Soutien Institutionnel et Initiatives Innovantes
Le SILTH 2025 a reçu un soutien institutionnel fort, notamment du ministère de la Culture et du Patrimoine historique. Lors de la cérémonie d’ouverture, le ministre Alioune Sow a annoncé une contribution de 10 millions de francs CFA pour la rénovation et le développement de la bibliothèque de l’Institut national d’éducation et de formation des jeunes aveugles (INEFJA) de Thiès. Cette initiative vise à améliorer l’accès à la culture pour les jeunes en situation de handicap visuel et à promouvoir l’inclusion sociale à travers la littérature.
Le ministre a également annoncé que l’Etat du Sénégal travaillait sur un projet ambitieux visant à soutenir davantage l’édition et la diffusion du livre, notamment à travers des plateformes numériques dédiées aux auteurs africains. Ce soutien gouvernemental montre l’engagement des autorités dans la promotion de la culture littéraire et l’accès aux livres pour tous.
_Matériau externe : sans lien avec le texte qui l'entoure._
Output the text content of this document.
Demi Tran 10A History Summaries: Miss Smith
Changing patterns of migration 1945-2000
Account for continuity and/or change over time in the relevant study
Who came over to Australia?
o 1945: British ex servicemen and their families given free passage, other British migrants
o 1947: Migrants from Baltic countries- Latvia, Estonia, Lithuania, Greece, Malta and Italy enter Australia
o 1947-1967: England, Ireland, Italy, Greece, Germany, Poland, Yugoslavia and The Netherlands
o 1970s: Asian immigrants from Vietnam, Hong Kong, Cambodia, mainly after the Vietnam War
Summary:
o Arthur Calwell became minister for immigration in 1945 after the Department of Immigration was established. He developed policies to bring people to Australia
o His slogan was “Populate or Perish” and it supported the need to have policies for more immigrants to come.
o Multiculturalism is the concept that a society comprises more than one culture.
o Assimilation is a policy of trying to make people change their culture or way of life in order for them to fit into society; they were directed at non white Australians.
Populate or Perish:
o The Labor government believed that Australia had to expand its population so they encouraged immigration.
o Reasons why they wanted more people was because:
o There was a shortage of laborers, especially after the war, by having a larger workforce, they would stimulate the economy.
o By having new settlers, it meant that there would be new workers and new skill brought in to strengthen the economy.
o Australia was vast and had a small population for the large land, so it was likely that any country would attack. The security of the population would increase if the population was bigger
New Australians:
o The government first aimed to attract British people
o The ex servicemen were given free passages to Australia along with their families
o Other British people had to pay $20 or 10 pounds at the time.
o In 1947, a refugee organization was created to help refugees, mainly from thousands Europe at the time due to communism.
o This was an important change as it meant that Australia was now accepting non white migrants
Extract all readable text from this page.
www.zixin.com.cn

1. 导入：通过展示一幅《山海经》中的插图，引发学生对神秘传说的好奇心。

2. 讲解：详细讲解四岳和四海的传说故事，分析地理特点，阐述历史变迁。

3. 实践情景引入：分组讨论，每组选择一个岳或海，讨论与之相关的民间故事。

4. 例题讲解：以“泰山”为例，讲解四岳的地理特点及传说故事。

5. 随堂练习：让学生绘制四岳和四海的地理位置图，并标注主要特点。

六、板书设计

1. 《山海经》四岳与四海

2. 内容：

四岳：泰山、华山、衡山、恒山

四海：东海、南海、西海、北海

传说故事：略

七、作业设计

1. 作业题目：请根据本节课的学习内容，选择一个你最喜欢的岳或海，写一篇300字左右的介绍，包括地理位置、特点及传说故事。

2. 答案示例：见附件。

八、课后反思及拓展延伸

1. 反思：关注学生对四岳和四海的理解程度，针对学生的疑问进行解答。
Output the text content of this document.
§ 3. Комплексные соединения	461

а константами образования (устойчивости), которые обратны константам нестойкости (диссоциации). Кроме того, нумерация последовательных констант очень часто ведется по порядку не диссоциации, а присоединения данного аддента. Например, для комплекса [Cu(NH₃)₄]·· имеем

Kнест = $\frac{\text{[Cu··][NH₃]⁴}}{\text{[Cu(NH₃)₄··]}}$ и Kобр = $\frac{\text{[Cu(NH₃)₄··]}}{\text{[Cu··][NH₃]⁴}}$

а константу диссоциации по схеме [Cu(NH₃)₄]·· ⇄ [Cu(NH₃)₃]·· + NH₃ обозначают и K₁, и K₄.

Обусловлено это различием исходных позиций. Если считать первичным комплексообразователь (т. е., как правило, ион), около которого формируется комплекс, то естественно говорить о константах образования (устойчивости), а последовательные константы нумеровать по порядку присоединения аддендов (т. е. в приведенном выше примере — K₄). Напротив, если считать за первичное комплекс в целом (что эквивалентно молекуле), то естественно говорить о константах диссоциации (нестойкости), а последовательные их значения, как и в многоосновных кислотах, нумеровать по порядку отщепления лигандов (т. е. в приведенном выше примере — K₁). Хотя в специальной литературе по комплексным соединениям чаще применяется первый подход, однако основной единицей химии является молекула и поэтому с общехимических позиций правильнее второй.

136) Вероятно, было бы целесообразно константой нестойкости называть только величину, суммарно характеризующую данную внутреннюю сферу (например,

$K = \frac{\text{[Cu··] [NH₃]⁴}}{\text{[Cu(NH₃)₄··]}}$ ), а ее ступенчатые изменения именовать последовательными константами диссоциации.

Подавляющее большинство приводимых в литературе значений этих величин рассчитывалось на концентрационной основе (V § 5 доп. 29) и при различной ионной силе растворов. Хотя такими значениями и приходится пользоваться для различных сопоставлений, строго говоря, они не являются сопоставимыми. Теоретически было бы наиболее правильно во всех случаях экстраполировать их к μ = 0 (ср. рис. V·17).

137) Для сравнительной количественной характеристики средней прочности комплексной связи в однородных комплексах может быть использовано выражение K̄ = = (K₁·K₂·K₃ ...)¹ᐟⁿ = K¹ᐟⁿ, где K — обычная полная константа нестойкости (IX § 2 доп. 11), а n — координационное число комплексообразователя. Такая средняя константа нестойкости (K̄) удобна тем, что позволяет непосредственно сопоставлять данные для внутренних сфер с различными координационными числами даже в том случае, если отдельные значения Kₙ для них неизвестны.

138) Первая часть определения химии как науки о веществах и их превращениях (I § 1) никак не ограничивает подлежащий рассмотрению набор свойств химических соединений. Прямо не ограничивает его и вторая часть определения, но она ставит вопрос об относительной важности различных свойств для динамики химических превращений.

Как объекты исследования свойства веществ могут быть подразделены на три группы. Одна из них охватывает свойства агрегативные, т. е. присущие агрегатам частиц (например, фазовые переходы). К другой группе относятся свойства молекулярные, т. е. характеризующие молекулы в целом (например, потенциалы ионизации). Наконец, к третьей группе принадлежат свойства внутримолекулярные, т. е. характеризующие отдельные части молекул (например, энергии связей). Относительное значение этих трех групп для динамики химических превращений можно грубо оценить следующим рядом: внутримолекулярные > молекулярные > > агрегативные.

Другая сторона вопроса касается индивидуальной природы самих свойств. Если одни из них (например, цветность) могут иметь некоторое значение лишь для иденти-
Thiès, Capitale Littéraire du Sénégal
À travers le SILTH, Thiès s’affirme de plus en plus comme une capitale littéraire du Sénégal. La ville, qui a longtemps été associée à son passé ferroviaire, connaît une transformation culturelle profonde, avec une nouvelle génération d’artistes et d’écrivains qui contribuent à son rayonnement. Le salon est désormais un rendez-vous incontournable, qui attire des participants de tout le pays et au-delà, et donne à Thiès une visibilité internationale dans le domaine littéraire.
Le SILTH ne se limite pas à une simple exposition de livres. Il devient un lieu de réflexion, de débat et de création, où les questions sociales et politiques sont abordées à travers le prisme de la littérature. La ville de Thiès, avec son accueil chaleureux et son ambiance propice aux échanges, s’affirme comme un carrefour littéraire, où la diversité des voix et des idées peut s’épanouir.
Perspectives d’Avenir : Vers une Pérennisation du SILTH
Les organisateurs du SILTH ont exprimé leur volonté de faire de cet événement un rendez-vous annuel incontournable pour les amoureux du livre. Avec une audience croissante et une participation de plus en plus internationale, le salon se positionne comme un moteur essentiel de la scène littéraire africaine. Les responsables ont également souligné la nécessité d’inclure davantage de pays africains dans les futures éditions, en invitant des écrivains d’Algérie, du Niger, du Burkina Faso et du Tchad, afin d’élargir le champ des échanges littéraires.
Des projets sont également en cours pour améliorer les infrastructures liées au salon, notamment en prévoyant la création d’un centre de formation dédié à l’écriture et à l’édition, qui pourrait offrir des bourses d’écriture aux jeunes talents africains. Cette ambition d’institutionnalisation et de professionnalisation du SILTH pourrait en faire un modèle pour d’autres salons littéraires sur le continent.
En Conclusion : Le SILTH, Moteur de Développement Culturel à Thiès
La 7ᵉ édition du Salon International du Livre de Thiès a été un succès incontestable. Elle a renforcé la place de la ville sur la scène littéraire internationale tout en offrant aux visiteurs une programmation de haute qualité. En mettant l’accent sur l’écriture mémorielle et la réconciliation, le salon a non seulement honoré les écrivains et leurs œuvres, mais a aussi contribué à une réflexion nécessaire pour la paix sociale. La prochaine édition promet d’être encore plus ambitieuse, avec une ouverture toujours plus grande à l’international et une multiplication des initiatives en faveur de la jeunesse et de la lecture. Le SILTH est désormais un pilier de la culture sénégalaise et africaine.